Вскоре вслед за матерью Жоана отправились в обратный путь и мы. По этому маршруту каждое утро спускаются в город продавцы, парикмахеры, прачки, лифтеры, мусорщики — те тысячи людей, кто своим трудом делает жизнь в южной зоне легкой и приятной. Вместе с ними идут на работу маленькие торговцы жевательной резинкой, газетчики, чистильщики ботинок и водители грохочущих ящиков на шарикоподшипниках.
Соседство с миллионерами помогает им как-то перебиваться и самим, но оно же таит в себе постоянную угрозу их шаткому крову и шаткому равновесию на грани полной нищеты. Пока мы с Жоаном, балансируя, скользя и чертыхаясь, возвращались к подножию Росиньи, он делился со мной вечным беспокойством людей, не имеющих своего клочка земли.
— Если нас переселят в пригород, — озабоченно прикидывал Жоан Луис, — не знаю, что будем делать. Кому там чистить ботинки, продавать газеты, возить овощи? А добираться с окраины в южную зону нужно на трех автобусах, два часа в один конец, да и билеты стоят столько, что за весь день не отработаешь...
Словом, приобретенные слезами и потом навыки уличного труженика Жоана потеряют всякую ценность, и он окажется безоружным в борьбе за место под солнцем.
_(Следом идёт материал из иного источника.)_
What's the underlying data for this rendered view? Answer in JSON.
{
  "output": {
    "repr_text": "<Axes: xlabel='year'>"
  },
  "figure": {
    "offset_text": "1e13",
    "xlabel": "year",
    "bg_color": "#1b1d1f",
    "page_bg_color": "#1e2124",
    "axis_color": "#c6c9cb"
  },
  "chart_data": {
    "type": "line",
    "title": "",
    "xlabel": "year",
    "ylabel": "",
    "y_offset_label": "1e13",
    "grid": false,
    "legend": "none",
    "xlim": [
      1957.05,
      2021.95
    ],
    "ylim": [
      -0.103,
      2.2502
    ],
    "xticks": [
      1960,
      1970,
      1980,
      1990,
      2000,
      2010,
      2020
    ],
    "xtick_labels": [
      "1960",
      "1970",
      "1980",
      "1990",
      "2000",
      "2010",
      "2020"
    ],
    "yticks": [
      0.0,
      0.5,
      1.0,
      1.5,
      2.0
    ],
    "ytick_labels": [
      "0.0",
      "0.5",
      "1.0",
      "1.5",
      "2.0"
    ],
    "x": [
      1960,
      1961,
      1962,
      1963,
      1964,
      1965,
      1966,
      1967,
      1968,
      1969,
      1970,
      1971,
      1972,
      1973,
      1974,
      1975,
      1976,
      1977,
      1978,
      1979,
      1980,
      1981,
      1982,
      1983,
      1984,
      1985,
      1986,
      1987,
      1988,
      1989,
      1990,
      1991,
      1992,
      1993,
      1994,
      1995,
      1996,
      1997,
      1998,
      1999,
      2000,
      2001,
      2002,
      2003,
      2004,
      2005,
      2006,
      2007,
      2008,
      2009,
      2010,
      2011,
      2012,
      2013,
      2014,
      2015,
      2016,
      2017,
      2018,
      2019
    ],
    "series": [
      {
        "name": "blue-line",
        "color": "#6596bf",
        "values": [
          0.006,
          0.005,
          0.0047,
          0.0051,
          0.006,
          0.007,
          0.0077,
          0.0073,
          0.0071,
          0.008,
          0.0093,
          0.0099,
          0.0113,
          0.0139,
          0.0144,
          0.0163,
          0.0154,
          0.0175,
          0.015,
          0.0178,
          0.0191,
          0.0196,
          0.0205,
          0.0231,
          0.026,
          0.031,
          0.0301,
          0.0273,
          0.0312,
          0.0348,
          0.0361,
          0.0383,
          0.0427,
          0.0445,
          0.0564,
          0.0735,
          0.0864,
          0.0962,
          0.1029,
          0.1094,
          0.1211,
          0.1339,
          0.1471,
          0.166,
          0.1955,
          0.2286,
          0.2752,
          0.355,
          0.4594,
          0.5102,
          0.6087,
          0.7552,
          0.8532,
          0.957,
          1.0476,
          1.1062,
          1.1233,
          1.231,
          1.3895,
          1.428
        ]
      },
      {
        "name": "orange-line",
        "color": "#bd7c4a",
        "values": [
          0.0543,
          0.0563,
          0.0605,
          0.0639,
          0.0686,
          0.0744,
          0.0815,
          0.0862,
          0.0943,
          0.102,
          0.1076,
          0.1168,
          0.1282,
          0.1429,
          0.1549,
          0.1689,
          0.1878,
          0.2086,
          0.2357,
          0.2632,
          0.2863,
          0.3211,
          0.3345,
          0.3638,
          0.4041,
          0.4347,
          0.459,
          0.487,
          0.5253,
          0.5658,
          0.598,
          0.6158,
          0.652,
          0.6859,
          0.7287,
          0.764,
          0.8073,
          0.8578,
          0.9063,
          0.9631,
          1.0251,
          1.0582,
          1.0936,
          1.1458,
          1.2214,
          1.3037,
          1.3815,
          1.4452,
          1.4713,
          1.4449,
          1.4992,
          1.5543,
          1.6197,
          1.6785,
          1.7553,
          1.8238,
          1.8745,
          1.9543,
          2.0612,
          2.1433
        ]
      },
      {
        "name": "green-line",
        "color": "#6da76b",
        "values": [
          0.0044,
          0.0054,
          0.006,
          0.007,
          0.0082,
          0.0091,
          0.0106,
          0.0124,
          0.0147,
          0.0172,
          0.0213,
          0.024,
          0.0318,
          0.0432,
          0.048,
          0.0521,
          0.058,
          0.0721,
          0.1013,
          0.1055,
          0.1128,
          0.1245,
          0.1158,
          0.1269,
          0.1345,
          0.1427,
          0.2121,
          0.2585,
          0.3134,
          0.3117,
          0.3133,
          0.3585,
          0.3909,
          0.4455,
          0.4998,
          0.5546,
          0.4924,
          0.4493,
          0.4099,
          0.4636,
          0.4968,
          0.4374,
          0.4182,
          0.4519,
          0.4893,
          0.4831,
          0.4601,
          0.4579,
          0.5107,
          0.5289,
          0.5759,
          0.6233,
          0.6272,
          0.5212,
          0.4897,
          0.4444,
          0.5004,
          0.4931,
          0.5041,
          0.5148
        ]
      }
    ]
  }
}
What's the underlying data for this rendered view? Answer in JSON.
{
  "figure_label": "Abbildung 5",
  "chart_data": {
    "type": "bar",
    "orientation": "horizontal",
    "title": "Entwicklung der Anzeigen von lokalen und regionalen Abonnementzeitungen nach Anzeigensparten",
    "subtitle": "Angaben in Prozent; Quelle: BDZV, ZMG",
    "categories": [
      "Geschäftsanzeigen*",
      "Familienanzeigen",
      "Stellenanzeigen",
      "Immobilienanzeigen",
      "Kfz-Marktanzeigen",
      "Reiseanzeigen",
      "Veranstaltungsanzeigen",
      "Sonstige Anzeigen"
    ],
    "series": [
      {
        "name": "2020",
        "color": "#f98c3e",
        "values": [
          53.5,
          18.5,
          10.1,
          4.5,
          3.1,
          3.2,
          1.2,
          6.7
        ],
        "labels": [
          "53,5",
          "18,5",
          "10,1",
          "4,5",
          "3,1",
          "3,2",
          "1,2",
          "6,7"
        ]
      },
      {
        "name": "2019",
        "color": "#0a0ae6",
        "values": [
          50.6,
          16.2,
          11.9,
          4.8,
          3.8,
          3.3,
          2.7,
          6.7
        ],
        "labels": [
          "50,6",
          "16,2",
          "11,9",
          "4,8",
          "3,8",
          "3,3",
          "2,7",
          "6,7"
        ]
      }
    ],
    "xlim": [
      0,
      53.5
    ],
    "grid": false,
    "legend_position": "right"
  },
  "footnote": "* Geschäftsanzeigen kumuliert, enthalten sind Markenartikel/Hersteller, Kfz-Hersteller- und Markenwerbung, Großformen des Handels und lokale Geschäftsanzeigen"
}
Ведь Жоан едва умеет читать, а в Бразилии и так некуда девать неквалифицированную рабочую силу.
Мечты о будущем
У большинства бразильских «абандонадо» жива мать, как у Жоана, а нередко и отец, есть хижина в фавеле или рабочем пригороде. Но родители не в силах обеспечить им хотя бы самое главное — накормить досыта.
— Хорошо, если бы в доме всегда были фасоль и рис, — признался Жоан. — Случалось, мы покупали даже мясо и молоко. Но у нас частенько нет ни гроша, и тогда мы сидим голодные: лавочник отказывается отпускать продукты в долг, потому что мы ему должны уже 300 крузейро. Картошку или бананы мать дает только самым маленьким.
Соседи Жоана Луиса живут не хуже и не лучше, чем его семья. «Статистика фавел трагична, — писала бразильская газета «Трибуна да импренса». — Продолжительность жизни здесь не превышает сорока трех лет. Девять из каждых десяти детей страдают хроническими болезнями. Доход на душу населения составляет в фавеле около шести долларов в месяц, и питание сводится к рису с фасолью один раз в день, если,— добавляет газета, — помогут святые или дети принесут из города несколько монет, выпрошенных или украденных».